AWS Certified Solutions Architect – Associate (SAA-C03) — Question 890
A company has a custom application with embedded credentials that retrieves information from a database in an Amazon RDS for MySQL DB cluster. The company needs to make the application more secure with minimal programming effort. The company has created credentials on the RDS for MySQL database for the application user.
Which solution will meet these requirements?
Answer options
- A. Store the credentials in AWS Key Management Service (AWS KMS). Create keys in AWS KMS. Configure the application to load the database credentials from AWS KMS. Enable automatic key rotation
- B. Store the credentials in encrypted local storage. Configure the application to load the database credentials from the local storage. Set up a credentials rotation schedule by creating a cron job.
- C. Store the credentials in AWS Secrets Manager. Configure the application to load the database credentials from Secrets Manager. Set up a credentials rotation schedule by creating an AWS Lambda function for Secrets Manager.
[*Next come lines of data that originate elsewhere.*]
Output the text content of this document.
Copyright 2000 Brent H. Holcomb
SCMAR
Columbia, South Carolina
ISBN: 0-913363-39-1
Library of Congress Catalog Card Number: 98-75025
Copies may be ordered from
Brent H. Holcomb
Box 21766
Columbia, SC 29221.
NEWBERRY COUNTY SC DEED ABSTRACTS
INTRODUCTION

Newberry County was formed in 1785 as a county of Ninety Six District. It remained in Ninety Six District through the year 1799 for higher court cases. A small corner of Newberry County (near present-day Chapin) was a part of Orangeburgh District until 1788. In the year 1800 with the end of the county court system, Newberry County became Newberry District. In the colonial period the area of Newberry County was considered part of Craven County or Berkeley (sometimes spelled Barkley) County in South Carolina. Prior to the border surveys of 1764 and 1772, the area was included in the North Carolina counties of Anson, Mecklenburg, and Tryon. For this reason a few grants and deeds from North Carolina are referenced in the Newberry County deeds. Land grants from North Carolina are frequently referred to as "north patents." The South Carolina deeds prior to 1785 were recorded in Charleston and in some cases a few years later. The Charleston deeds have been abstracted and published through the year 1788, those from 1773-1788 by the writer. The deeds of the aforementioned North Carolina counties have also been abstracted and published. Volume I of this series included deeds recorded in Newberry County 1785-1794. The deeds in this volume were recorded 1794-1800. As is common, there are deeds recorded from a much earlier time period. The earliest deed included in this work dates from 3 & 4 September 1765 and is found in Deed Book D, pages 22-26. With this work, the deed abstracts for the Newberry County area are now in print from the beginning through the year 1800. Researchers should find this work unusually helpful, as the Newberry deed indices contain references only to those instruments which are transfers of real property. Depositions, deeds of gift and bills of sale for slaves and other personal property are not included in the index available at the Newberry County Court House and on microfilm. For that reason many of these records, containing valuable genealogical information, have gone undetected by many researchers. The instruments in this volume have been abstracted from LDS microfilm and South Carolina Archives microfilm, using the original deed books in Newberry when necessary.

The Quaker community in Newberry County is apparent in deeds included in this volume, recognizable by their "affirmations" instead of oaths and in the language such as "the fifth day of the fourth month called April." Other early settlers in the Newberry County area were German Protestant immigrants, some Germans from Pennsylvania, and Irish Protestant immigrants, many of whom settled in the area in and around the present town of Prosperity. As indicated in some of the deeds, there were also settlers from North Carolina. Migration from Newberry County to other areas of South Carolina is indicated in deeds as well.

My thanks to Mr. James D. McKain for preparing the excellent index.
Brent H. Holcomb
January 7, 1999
- D. Store the credentials in AWS Systems Manager Parameter Store. Configure the application to load the database credentials from Parameter Store. Set up a credentials rotation schedule in the RDS for MySQL database by using Parameter Store.
Correct answer: C
Explanation
AWS Secrets Manager is specifically designed to protect secrets like database credentials and natively supports automated rotation using AWS Lambda functions. AWS KMS is intended for key management rather than secret storage and rotation, while AWS Systems Manager Parameter Store does not natively support out-of-the-box credential rotation for RDS databases. Encrypted local storage with cron jobs introduces administrative overhead and does not align with AWS security best practices.